Wildcats athletics director Mitch Barnhart made the announcement late Tuesday, ending speculation that the school might attempt to cut its ties with the 65-year-old Calipari. Had Kentucky fired Calipari, he would have been owed a buyout of more than $30 million.
Despite another early exit from the NCAA tournament, John Calipari will return for a 16th season as head basketball coach at Kentucky.
“As we normally do at the end of every season, Coach Calipari and I have had conversations about the direction of our men’s basketball program and I can confirm that he will return for his 16th season as our head coach,” Barnhart
wrote on X, the social media platform formerly known as Twitter.
Calipari is 410-122 in 15 seasons at Kentucky, and is among the highest-paid coaches in college basketball at more than $8.5 million per year. However, the Wildcats have won just one NCAA tournament game since 2019, and have not reached a Final Four in nine years.
Kentucky has endured two first-round NCAA tournament losses to double-digit seeds in the last three seasons, falling to No. 15 St. Peter’s as a No. 2 seed in 2022 and to No. 14 Oakland as a 3 this year. A first-round victory over No. 11 Providence in 2023 is the Wildcats’ lone NCAA tournament win in the last five years.
Long the dominant program in the SEC, Kentucky has been challenged and perhaps surpassed by the likes of Tennessee, Alabama and Auburn in recent years. The Wildcats have not won the SEC regular-season title since 2020 and have not won the conference tournament — an event they ruled to an almost-comical level for decades — since 2018.
Talent has not been the problem, as Kentucky routinely finishes among the Top 5 nationally in recruiting each year and is expected to have two and possibly three players selected in the first round of this summer’s NBA draft. Freshman guards Reed Sheppard and Rob Dillingham are near-locks to be Top 10 picks should they enter the draft, while senior guard Antonio Reeves is expected to go somewhere from 20-30.
Calipari said on his season-ending radio show Monday night that he’s confident he can rebuild his roster through both traditional development and the transfer portal.

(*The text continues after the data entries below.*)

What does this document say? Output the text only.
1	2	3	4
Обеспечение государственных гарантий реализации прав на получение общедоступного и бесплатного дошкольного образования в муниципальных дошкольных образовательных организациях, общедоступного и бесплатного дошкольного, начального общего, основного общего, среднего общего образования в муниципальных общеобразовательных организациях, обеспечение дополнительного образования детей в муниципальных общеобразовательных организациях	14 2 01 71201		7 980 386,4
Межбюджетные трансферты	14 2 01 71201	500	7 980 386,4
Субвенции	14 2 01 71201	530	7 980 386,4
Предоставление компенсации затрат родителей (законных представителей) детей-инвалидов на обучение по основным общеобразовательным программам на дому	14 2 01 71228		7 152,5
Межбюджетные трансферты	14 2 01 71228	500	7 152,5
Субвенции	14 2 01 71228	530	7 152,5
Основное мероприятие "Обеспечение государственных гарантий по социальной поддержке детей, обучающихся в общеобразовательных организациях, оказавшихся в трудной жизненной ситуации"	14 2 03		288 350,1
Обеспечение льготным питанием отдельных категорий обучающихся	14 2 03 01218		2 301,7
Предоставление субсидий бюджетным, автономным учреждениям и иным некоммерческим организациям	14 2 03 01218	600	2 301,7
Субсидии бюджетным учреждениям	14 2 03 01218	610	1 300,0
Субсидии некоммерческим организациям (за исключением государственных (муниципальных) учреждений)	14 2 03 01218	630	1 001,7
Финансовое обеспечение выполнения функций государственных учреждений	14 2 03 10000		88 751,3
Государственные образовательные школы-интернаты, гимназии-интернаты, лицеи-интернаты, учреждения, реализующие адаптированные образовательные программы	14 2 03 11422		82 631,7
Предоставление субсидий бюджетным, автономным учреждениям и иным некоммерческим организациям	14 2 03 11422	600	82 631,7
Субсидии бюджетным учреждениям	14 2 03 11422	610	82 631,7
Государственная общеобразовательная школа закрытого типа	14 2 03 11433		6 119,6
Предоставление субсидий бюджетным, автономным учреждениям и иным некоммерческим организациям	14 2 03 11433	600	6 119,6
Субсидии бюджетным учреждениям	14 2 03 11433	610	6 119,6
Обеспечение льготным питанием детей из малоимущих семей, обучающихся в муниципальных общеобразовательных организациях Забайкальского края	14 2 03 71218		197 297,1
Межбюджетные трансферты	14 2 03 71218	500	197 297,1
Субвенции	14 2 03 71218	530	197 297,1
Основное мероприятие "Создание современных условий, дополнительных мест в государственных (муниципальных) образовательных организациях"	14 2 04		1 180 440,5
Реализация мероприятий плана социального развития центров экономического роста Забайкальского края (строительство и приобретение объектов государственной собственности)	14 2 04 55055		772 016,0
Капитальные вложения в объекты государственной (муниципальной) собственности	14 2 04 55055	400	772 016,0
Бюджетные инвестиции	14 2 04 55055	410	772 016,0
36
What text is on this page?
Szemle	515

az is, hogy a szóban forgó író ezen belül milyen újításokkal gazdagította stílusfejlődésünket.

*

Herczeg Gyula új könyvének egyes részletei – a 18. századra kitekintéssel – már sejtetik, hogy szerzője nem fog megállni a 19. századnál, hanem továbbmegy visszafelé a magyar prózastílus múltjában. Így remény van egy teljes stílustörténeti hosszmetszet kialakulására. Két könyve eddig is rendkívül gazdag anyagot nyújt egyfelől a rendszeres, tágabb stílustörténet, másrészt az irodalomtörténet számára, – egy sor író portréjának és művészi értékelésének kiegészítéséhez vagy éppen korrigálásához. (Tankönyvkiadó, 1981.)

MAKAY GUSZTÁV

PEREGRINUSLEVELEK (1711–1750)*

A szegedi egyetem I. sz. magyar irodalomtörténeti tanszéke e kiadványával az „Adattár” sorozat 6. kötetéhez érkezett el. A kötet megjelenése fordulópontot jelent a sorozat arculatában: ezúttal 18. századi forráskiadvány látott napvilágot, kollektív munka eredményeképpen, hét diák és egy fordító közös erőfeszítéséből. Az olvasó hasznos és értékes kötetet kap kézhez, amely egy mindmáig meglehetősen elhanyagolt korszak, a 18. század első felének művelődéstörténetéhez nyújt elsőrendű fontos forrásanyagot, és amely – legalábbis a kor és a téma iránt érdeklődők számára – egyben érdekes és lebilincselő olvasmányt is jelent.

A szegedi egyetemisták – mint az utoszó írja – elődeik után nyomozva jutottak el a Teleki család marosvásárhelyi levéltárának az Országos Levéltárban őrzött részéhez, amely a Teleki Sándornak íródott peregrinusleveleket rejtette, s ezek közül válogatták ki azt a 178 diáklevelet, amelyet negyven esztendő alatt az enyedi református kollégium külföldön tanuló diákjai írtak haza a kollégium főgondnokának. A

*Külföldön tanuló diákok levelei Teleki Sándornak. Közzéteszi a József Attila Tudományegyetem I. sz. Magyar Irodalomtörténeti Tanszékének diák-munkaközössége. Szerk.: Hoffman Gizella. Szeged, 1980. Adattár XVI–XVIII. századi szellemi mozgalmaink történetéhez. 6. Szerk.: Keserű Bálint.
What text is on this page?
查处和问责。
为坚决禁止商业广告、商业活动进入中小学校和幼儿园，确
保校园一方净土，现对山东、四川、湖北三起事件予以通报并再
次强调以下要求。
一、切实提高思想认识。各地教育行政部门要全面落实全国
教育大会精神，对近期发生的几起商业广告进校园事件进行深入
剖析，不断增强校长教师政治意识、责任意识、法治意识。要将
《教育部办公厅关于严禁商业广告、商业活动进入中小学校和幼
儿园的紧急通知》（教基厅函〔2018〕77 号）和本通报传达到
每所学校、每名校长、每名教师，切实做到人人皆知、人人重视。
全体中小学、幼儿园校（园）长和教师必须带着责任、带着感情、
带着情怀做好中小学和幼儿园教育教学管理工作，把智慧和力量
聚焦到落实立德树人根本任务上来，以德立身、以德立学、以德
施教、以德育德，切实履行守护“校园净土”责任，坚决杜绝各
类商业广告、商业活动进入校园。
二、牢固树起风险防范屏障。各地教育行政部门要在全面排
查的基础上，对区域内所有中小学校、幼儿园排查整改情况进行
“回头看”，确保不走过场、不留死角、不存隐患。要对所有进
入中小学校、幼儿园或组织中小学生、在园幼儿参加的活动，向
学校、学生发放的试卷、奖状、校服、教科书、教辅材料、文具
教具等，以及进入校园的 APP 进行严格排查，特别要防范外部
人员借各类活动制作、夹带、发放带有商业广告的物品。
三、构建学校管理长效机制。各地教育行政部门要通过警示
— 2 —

“We’ve just got to get the right transfer,” Calipari said, via The Associated Press. “We’ve got to keep coaching these young kids. We’ve probably got to use the summer a little bit different because of where this has all gone. We’ve got to get more physicality, more time in the weight room. … But on top of that, we’ve got to first of all see who’s going to be here from this roster. And who won’t be here.”